Clarkson: Dreamy. They’re incredibly gifted actors. There were brutal days on this shoot because it’s a very emotional piece at times, and it’s very intimate at times, so it was lovely to have the two of them to work with every day. It’s really a three hander film, so every single day I was either working with Campbell or Peter or both. On the days it was the three of us working it was… [laughs]. The more intense scenes are one on one, but the scenes with us together, like the party, were fun. It was joyous and easy, because Campbell and Peter have very similar qualities as actors. They’re quite effortless actors. Dammit! They get a lot of bang for their buck. They’re not capable of being false. They’re just seamless actors, and I think that’s a gift, not something you can be taught.
So yeah, they’re consummate actors.
Q: What’s tougher for you in a film like this, the emotional scenes or –
Clarkson: The bikini scenes? Getting on a bikini is not easy. But I must say I am naturally kind of thin, so I didn’t do a whole heck of a lot. I did a couple of sit ups!
But definitely these emotional scenes. I mean, if you look at the characters I’ve played – Pieces of April, The Station Agent, Far From Heaven – I’ve done a lot of emotional work. But something about the emotional scenes in this film, because there were so many shades of emotion within the scenes.
Q: Well there are also some fairly explicit sex scenes you have.
Clarkson: Those weren’t – Craig sets the right tone for those. It was a very easy set. I know Craig well, and I know Campbell. They weren’t as difficult. But you have to ask Peter and Campbell about their sex scene, how it was shooting that. I think they had great fun; I think they were laughing with each other.
But the whole tone, with those sex scenes, was Craig. Craig would sit on the bed with us and we’d be laughing and lying there naked.
Q: Was Craig naked as well? I know some directors do that.
Clarkson: No, he wasn’t! He asked if we wanted him to be naked and I said please no. Directors become very paternal to me. I just have this thing – I have never slept with a director I’ve worked with. They become paternal figures to me, or maternal figures. So yeah, I didn’t want Craig naked.
Q: This was Craig’s first time out as a director. What was it like to work with him? Did you help him out?
Clarkson: Of course I helped him at times. Campbell helped him, as did Peter. We helped him here and there. But he knew a lot about screenplays. He had a great DP in Bobby Bukowski. We had no money and no time, and this film looks beautiful.
So he had help here and there, but Craig knew exactly what he wanted. He was very specific about the tone, the take – sometimes he might make a different decision on where to keep the camera, but the thrust of the scene he always knew what he wanted.
We would help here and there and he would be open – great directors always are. It’s always in motion, it’s always shifting.
Q: Was he nervous?
Clarkson: Maybe a touch for the first day or two. It was very sweet, actually.

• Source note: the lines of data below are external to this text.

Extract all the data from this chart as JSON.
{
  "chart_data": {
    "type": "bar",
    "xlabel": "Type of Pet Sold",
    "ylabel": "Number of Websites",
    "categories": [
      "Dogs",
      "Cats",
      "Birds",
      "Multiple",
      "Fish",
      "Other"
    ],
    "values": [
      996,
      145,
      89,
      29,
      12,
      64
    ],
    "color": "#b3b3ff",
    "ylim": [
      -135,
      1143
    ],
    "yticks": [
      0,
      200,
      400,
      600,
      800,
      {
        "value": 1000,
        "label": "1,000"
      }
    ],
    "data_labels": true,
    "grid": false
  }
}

We got together the night before we started shooting in Malibu in this house where he and a bunch of people from the production were living and we did a read through. It’s interesting that you bring it up, because I think he was a little nervous. [laughs]

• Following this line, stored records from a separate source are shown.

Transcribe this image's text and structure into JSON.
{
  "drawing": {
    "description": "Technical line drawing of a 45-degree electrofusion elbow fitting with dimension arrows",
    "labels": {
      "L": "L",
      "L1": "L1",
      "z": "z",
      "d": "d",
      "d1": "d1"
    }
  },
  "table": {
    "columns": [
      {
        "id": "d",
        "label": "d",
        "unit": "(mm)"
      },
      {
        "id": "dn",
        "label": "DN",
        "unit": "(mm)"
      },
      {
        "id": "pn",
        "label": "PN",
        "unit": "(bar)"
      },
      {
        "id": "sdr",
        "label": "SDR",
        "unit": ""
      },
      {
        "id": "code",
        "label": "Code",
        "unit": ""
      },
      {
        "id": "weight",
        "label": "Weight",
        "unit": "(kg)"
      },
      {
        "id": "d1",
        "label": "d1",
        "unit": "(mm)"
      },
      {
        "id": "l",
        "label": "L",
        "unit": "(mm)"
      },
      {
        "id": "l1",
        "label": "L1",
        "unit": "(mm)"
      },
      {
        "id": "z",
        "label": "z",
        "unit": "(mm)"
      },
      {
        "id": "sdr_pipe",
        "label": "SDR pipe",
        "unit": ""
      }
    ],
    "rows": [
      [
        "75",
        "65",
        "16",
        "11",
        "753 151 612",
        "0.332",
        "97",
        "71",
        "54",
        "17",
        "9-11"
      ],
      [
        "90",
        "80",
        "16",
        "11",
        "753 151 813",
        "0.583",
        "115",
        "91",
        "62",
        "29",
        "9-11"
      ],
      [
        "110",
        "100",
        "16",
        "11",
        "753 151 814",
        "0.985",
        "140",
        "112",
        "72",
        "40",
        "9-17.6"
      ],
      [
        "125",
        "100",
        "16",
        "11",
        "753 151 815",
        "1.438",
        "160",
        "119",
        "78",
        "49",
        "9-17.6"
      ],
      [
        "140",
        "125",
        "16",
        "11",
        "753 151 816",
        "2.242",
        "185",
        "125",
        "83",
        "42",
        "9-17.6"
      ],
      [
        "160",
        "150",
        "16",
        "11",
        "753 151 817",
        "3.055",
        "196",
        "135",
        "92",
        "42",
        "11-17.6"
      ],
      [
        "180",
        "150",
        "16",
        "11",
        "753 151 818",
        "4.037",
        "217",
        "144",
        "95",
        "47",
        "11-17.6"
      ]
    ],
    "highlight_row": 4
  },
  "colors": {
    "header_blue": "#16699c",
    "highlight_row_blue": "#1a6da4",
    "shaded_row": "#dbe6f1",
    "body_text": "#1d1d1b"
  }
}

Q: This fall you’re in three films that have the scent of Oscar about them. Is that something you think about at all?
Clarkson: All the King’s Men I know is a big studio film, yes. But Good Night, And Good Luck – look, I hope that has a chance. David Strathairn and George and Grant Heslov are fantastic. But this film – no! I wasn’t thinking of gold.

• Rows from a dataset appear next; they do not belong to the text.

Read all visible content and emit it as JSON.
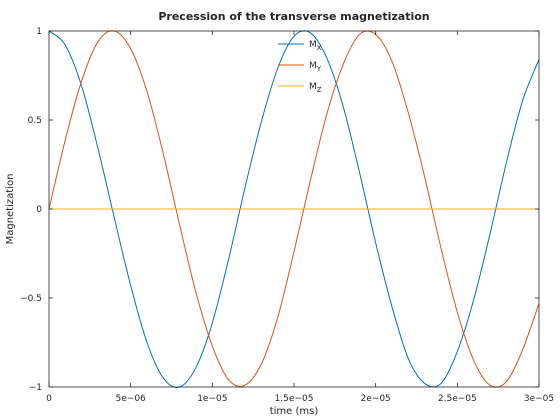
{
  "chart_data": {
    "type": "line",
    "title": "Precession of the transverse magnetization",
    "xlabel": "time (ms)",
    "ylabel": "Magnetization",
    "xlim": [
      0,
      3e-05
    ],
    "ylim": [
      -1,
      1
    ],
    "grid": false,
    "legend_position": "top-center",
    "x_ticks": [
      {
        "value": 0,
        "label": "0"
      },
      {
        "value": 5e-06,
        "label": "5e−06"
      },
      {
        "value": 1e-05,
        "label": "1e−05"
      },
      {
        "value": 1.5e-05,
        "label": "1.5e−05"
      },
      {
        "value": 2e-05,
        "label": "2e−05"
      },
      {
        "value": 2.5e-05,
        "label": "2.5e−05"
      },
      {
        "value": 3e-05,
        "label": "3e−05"
      }
    ],
    "y_ticks": [
      {
        "value": -1,
        "label": "−1"
      },
      {
        "value": -0.5,
        "label": "−0.5"
      },
      {
        "value": 0,
        "label": "0"
      },
      {
        "value": 0.5,
        "label": "0.5"
      },
      {
        "value": 1,
        "label": "1"
      }
    ],
    "series": [
      {
        "name": "M",
        "subscript": "X",
        "color": "#0072bd",
        "x": [
          0,
          1e-06,
          2e-06,
          3e-06,
          4e-06,
          5e-06,
          6e-06,
          7e-06,
          8e-06,
          9e-06,
          1e-05,
          1.1e-05,
          1.2e-05,
          1.3e-05,
          1.4e-05,
          1.5e-05,
          1.6e-05,
          1.7e-05,
          1.8e-05,
          1.9e-05,
          2e-05,
          2.1e-05,
          2.2e-05,
          2.3e-05,
          2.4e-05,
          2.5e-05,
          2.6e-05,
          2.7e-05,
          2.8e-05,
          2.9e-05,
          3e-05
        ],
        "y": [
          1,
          0.92,
          0.69,
          0.34,
          -0.05,
          -0.43,
          -0.75,
          -0.95,
          -1,
          -0.89,
          -0.64,
          -0.28,
          0.12,
          0.49,
          0.79,
          0.97,
          0.99,
          0.85,
          0.58,
          0.21,
          -0.19,
          -0.55,
          -0.84,
          -0.98,
          -0.98,
          -0.8,
          -0.51,
          -0.14,
          0.26,
          0.61,
          0.84
        ]
      },
      {
        "name": "M",
        "subscript": "Y",
        "color": "#d95319",
        "x": [
          0,
          1e-06,
          2e-06,
          3e-06,
          4e-06,
          5e-06,
          6e-06,
          7e-06,
          8e-06,
          9e-06,
          1e-05,
          1.1e-05,
          1.2e-05,
          1.3e-05,
          1.4e-05,
          1.5e-05,
          1.6e-05,
          1.7e-05,
          1.8e-05,
          1.9e-05,
          2e-05,
          2.1e-05,
          2.2e-05,
          2.3e-05,
          2.4e-05,
          2.5e-05,
          2.6e-05,
          2.7e-05,
          2.8e-05,
          2.9e-05,
          3e-05
        ],
        "y": [
          0,
          0.39,
          0.72,
          0.94,
          1,
          0.9,
          0.66,
          0.31,
          -0.09,
          -0.47,
          -0.77,
          -0.96,
          -0.99,
          -0.87,
          -0.61,
          -0.24,
          0.16,
          0.53,
          0.81,
          0.98,
          0.98,
          0.83,
          0.54,
          0.18,
          -0.22,
          -0.58,
          -0.85,
          -0.99,
          -0.97,
          -0.79,
          -0.53
        ]
      },
      {
        "name": "M",
        "subscript": "Z",
        "color": "#edb120",
        "x": [
          0,
          3e-05
        ],
        "y": [
          0,
          0
        ]
      }
    ]
  }
}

I actually think it’s interesting that I have these two political films and in the midst this thriller.
Q: Is there anything coming up for you?
Clarkson: I’m doing this film called Learning to Drive with Naveen Andrews. Yummy. Just gorgeous and talented. They’re all I work with – Campbell Scott, Peter Sarsgaard, George Clooney. They have to be gorgeous and elegant or I don’t show up!
The movie is based on a New Yorker short story. It’s about a middle aged woman whose husband walks out on her. She’s a New York Times book critic and she doesn’t know how to drive. And she learns how to drive. In a nutshell. Maybe a few other things, too.